Выражение “молниеносно разлететься”, а совсем буквально – “стать вирусным” давно уже воспринимается как избитое клише, излюбленный штамп рекламщиков и маркетологов[166]. Тем не менее наука, изучающая сети, дает возможность наилучшим образом понять, почему некоторые идеи распространяются чрезвычайно быстро. Идеи – даже как некоторые эмоциональные состояния и болезненные расстройства вроде ожирения – способны передаваться через социальные сети, действительно напоминая в этом смысле вирусы заразных болезней. Однако идеи (или мемы, если воспользоваться неологизмом из лексикона эволюционистов), как правило, все-таки менее заразны, чем вирусы. Биологические и компьютерные вирусы обычно осуществляют “широковещательный поиск” по всей сети, так как их цель – максимально размножиться, перекинувшись на каждого соседа каждого зараженного ими узла. Мы же, напротив, интуитивно избираем тех членов своей сети, которым мы желаем передать идею или от кого мы сами готовы воспринять идею как заслуживающую доверия[167]. Ранним вкладом в изучение этой темы стала “модель двухступенчатого потока информации”, предложенная социологами Полом Лазарсфельдом и Элиху Кацем, которые в 1950-х годах заявили, что идеи перетекают от СМИ к широким слоям населения через так называемых лидеров мнения[168]. Другие исследователи, уже в конце ХХ века, пытались измерить скорость, с какой разносятся новости, слухи или новшества. Более поздние исследования показали, что через сеть передаются даже эмоциональные состояния[169]. Хотя различить эндогенные и экзогенные сетевые эффекты совсем непросто[170], свидетельства, указывающие на заражения такого рода, достаточно очевидны: “Студенты, у которых соседи по комнате прилежно учатся, сами начинают заниматься усерднее. А люди, сидящие за одним столом с обжорами, сами налегают на еду”[171]. Однако, если верить Кристакису и Фаулеру, мы не можем передавать идеи или поведенческие привычки за пределы круга друзей друзей наших друзей (иными словами, не дальше чем на три рукопожатия вперед). Дело в том, что для передачи и восприятия идеи или поведенческой привычки требуется связь более крепкая, чем для пересылки письма (как в случае эксперимента Милгрэма) или для сообщения о том, что там-то имеется такая-то вакансия. Если мы просто знакомы с человеком, это еще не значит, что мы способны повлиять на него так, чтобы он начал прилежнее учиться или переедать. Подражание – поистине самая искренняя форма лести, даже когда оно происходит неосознанно.

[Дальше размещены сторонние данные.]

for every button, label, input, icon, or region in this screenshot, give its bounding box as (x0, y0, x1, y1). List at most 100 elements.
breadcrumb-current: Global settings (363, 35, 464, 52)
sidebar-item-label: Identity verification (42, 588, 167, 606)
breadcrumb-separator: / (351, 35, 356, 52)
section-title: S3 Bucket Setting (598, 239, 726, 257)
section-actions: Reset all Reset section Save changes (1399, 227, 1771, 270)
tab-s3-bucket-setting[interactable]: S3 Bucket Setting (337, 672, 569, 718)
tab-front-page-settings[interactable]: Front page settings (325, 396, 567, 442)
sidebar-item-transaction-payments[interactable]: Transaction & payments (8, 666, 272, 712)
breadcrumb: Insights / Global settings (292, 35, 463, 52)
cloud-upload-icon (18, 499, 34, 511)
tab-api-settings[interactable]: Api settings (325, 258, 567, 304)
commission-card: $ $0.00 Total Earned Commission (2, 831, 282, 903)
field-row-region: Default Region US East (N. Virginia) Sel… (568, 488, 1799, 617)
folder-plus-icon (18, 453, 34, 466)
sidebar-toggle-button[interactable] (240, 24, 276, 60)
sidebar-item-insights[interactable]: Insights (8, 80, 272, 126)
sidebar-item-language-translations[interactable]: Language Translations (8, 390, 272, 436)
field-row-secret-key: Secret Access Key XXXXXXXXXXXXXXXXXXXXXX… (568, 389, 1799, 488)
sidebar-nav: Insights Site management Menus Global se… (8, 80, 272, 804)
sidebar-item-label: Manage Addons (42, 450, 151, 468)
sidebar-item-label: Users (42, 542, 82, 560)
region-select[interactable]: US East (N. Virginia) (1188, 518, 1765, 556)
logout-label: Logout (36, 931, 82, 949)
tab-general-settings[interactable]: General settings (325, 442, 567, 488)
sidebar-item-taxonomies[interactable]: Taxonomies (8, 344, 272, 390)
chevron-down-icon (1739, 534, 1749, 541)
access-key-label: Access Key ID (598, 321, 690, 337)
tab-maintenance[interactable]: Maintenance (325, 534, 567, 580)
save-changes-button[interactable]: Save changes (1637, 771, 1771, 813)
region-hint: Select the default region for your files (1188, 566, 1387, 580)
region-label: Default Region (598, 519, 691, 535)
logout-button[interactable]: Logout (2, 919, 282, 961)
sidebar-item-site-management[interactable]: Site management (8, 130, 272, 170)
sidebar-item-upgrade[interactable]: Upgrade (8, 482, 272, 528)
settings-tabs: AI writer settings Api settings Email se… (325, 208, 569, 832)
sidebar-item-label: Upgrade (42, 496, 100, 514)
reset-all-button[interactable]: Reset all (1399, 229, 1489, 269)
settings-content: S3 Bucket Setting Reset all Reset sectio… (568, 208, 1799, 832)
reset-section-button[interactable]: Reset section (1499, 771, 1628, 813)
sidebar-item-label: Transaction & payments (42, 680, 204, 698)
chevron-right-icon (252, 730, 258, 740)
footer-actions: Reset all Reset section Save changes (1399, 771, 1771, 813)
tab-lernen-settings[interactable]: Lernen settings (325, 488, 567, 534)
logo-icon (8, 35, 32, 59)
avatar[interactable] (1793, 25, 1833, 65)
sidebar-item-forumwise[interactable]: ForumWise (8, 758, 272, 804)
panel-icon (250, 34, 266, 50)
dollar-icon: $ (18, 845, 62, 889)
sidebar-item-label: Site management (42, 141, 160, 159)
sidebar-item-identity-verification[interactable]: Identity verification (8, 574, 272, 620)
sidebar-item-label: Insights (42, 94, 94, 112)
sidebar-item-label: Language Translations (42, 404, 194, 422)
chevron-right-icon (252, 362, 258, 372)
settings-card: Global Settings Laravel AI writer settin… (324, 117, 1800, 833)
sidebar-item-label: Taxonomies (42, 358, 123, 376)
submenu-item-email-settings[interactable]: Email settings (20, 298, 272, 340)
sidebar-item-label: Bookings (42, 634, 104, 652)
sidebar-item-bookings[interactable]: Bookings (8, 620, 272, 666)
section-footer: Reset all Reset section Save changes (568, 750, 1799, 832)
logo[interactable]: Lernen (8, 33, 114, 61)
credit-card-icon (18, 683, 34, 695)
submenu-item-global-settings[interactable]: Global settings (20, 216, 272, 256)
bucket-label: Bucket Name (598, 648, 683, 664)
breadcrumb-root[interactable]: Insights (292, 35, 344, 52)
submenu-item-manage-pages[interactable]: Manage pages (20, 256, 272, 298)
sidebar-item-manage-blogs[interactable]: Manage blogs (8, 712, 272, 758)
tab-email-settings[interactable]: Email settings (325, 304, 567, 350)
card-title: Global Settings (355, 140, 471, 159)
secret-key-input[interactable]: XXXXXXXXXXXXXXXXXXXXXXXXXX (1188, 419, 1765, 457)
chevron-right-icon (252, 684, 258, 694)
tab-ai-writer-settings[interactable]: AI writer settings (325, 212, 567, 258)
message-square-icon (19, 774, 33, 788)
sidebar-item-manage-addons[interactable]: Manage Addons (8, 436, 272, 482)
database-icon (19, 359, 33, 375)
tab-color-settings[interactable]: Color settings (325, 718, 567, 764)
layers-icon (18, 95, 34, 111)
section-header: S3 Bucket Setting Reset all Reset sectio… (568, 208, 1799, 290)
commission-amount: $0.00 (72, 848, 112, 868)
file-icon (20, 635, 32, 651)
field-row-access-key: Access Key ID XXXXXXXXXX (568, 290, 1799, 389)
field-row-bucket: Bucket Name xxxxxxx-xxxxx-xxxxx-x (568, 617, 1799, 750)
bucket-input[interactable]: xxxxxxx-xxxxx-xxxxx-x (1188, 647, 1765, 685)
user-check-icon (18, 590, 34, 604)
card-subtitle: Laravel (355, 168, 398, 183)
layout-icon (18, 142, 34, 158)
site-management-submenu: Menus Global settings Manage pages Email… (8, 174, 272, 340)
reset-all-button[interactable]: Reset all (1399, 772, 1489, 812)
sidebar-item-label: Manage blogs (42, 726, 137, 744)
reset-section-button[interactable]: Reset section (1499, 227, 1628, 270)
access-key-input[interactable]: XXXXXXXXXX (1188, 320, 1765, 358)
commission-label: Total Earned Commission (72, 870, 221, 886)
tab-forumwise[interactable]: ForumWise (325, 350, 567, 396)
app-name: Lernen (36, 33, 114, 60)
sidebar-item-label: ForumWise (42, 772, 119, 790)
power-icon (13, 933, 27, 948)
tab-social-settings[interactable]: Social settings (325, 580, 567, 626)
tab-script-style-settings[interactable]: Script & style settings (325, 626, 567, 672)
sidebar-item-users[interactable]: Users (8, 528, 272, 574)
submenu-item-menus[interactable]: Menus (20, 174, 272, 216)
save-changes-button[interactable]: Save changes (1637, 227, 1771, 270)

Илл. 6. Фундаментальные понятия теории сетей. Каждая точка на графике – это вершина, или узел, каждая линия – грань. Точка, названная центральным узлом, имеет наибольшую центральность по степени и центральность по посредничеству. Вершины, названные кластером, имеют более высокую плотность, или коэффициент местной кластеризации, чем другие участки графика.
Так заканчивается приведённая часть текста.